Он поднялся, распахнул дверь и позвал Марину.
— Заждалась? — спросил он, криво усмехнувшись. — Извини. Мы тут с гражданином заболтались о разных пустяках. Тебе ведь домой пора, я думаю?
Ничего, мы сейчас побыстрее разберемся. А когда Марина села на свое прежнее место за столом напротив задержанного, майор сказал:
— Давай сейчас спросим у него вместе, почему он так ретиво убегал? Что так испугало Андрея Валентиновича?
Поликарпов несколько секунд тяжело молчал, уставившись на свои руки, сцепленные стальными браслетами и бессильно лежавшие на коленях. Потом разлепил губы и негромко пояснил:
— Видите ли, у меня ведь семья, я вам уже сказал. Жена, две дочки…

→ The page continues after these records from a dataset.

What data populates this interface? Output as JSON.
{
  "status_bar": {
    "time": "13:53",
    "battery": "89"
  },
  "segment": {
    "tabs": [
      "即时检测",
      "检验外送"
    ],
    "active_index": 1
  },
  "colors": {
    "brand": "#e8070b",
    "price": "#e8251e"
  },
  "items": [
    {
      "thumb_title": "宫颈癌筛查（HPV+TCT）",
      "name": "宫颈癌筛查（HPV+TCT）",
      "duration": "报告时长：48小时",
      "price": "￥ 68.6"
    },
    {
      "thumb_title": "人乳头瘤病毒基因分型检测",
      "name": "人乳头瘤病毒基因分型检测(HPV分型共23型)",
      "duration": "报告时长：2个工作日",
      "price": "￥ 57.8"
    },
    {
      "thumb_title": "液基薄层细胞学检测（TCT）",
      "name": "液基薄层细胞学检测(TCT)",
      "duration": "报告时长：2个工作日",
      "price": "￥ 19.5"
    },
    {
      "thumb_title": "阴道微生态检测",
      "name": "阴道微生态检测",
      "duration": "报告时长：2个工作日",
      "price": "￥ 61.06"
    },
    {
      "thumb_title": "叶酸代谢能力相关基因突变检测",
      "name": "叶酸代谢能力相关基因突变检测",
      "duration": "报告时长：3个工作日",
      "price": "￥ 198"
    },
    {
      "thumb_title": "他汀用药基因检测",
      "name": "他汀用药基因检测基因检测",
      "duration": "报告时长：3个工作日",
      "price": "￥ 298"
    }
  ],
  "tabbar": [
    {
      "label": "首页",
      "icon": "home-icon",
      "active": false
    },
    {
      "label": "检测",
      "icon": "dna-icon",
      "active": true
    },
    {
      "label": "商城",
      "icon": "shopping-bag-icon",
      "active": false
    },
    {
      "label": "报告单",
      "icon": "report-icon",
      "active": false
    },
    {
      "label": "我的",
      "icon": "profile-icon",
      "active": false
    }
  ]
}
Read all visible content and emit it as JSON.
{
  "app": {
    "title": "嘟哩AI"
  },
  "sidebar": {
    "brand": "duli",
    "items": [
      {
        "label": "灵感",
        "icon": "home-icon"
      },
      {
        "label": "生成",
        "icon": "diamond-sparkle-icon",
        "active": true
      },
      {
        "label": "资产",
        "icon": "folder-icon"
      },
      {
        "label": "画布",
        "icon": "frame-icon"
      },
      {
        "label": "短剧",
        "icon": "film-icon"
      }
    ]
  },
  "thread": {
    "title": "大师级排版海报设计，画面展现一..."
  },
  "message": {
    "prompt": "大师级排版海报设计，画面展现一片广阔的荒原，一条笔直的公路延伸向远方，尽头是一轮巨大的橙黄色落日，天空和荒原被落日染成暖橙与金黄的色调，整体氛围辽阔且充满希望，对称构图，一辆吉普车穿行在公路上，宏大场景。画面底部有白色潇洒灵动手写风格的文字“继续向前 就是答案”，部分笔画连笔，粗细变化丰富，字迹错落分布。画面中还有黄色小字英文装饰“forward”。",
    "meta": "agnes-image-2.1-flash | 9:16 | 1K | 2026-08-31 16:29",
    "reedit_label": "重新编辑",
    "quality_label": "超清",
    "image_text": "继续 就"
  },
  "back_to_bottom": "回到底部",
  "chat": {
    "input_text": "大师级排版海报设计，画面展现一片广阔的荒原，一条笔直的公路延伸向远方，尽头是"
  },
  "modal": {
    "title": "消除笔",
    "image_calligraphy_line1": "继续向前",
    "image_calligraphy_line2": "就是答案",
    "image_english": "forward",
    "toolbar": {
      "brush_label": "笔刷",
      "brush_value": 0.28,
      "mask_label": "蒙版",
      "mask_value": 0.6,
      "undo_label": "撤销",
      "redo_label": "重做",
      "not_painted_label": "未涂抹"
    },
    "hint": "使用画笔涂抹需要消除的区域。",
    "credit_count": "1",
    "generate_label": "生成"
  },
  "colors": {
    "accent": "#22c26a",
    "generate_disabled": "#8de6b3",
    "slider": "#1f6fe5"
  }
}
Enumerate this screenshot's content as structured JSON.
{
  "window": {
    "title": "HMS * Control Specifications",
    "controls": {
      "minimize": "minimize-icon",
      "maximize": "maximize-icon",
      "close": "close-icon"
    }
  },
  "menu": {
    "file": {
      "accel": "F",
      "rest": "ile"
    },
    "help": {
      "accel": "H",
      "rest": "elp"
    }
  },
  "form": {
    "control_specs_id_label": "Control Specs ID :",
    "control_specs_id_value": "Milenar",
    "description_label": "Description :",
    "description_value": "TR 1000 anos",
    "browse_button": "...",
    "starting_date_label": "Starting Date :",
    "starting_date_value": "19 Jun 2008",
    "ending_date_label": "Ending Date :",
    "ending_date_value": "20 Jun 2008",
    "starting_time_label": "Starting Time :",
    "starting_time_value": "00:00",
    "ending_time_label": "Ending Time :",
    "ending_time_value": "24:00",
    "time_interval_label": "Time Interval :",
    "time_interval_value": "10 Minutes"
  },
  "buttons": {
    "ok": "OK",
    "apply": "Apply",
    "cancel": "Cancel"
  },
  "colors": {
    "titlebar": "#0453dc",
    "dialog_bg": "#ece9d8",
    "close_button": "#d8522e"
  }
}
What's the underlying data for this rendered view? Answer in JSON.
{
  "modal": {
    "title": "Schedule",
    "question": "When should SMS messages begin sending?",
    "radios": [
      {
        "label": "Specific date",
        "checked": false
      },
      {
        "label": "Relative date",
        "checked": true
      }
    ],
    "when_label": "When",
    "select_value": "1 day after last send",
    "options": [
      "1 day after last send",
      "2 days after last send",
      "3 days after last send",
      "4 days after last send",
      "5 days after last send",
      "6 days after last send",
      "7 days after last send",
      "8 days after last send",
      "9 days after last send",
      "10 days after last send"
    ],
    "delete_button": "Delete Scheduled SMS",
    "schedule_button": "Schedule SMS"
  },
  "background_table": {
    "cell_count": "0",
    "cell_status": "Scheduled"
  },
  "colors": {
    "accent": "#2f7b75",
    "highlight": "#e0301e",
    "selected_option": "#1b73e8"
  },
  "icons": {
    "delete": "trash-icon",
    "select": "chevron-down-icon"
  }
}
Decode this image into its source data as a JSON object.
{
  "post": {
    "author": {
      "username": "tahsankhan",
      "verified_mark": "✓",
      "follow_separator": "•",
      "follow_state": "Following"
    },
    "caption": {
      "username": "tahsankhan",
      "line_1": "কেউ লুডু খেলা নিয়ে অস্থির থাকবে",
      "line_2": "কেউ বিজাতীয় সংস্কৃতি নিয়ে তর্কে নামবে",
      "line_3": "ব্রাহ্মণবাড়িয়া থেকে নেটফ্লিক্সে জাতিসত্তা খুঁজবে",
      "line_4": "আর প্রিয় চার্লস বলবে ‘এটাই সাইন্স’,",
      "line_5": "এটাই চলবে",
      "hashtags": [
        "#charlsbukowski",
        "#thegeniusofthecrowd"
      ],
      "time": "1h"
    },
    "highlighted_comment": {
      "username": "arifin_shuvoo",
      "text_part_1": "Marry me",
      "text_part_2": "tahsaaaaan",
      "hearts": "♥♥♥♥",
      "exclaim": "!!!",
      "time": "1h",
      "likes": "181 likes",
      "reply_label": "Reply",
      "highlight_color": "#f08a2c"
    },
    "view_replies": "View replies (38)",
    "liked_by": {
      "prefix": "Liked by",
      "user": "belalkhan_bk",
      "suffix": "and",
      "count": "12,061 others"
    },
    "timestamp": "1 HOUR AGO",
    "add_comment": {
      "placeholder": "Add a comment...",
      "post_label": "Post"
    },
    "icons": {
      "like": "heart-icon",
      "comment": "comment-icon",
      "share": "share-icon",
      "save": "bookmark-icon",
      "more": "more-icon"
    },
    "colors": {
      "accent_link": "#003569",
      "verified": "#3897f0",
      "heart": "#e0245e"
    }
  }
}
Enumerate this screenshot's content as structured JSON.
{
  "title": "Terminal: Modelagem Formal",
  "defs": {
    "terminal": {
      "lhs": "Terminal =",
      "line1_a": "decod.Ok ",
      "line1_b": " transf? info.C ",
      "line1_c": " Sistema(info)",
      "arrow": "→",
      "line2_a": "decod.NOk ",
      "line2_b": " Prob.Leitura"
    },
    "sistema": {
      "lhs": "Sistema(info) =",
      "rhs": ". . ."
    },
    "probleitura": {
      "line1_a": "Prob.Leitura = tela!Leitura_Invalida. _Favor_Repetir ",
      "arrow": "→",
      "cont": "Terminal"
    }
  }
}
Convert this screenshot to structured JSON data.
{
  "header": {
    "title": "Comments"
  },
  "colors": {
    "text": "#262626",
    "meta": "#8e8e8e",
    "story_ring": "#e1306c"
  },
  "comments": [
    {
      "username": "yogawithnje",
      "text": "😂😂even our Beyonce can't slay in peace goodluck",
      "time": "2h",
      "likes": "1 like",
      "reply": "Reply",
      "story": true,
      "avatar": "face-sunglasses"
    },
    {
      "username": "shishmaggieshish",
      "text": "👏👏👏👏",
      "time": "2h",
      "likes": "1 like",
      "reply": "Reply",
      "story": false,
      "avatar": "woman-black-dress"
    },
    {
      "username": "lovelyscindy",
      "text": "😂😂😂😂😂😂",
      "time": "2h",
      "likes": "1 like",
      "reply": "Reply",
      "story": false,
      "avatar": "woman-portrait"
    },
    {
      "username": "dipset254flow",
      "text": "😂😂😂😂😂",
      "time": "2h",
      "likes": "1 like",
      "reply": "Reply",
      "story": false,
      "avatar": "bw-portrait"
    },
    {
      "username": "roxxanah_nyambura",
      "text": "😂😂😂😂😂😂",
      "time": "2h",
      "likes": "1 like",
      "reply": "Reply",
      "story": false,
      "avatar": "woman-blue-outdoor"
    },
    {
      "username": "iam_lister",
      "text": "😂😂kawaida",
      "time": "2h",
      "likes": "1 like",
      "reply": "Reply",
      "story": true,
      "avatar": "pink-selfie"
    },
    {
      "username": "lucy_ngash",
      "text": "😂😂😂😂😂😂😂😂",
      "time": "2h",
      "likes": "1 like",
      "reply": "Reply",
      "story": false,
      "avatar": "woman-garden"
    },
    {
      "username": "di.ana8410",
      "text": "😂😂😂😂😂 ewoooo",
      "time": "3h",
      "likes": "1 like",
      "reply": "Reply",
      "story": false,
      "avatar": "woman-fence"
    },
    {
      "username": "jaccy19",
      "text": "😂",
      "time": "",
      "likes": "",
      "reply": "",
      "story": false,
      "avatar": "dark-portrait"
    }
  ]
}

Теперь с этим все кончено. Жена немедленно подаст на развод, а дочек мне и в глаза не видеть больше. Она наверняка запретит мне с ними даже видеться и будет, в общем-то, по своему права.
— Почему? — не удержалась Марина, машинально прибирая ладонями со стола рассыпанный там табак от распотрошенных сигарет. Она все прекрасно понимала, но ей хотелось, чтобы Поликарпов сам об этом сказал.
Он не увильнул, не спрятался за пустыми словами. И не промолчал в ответ.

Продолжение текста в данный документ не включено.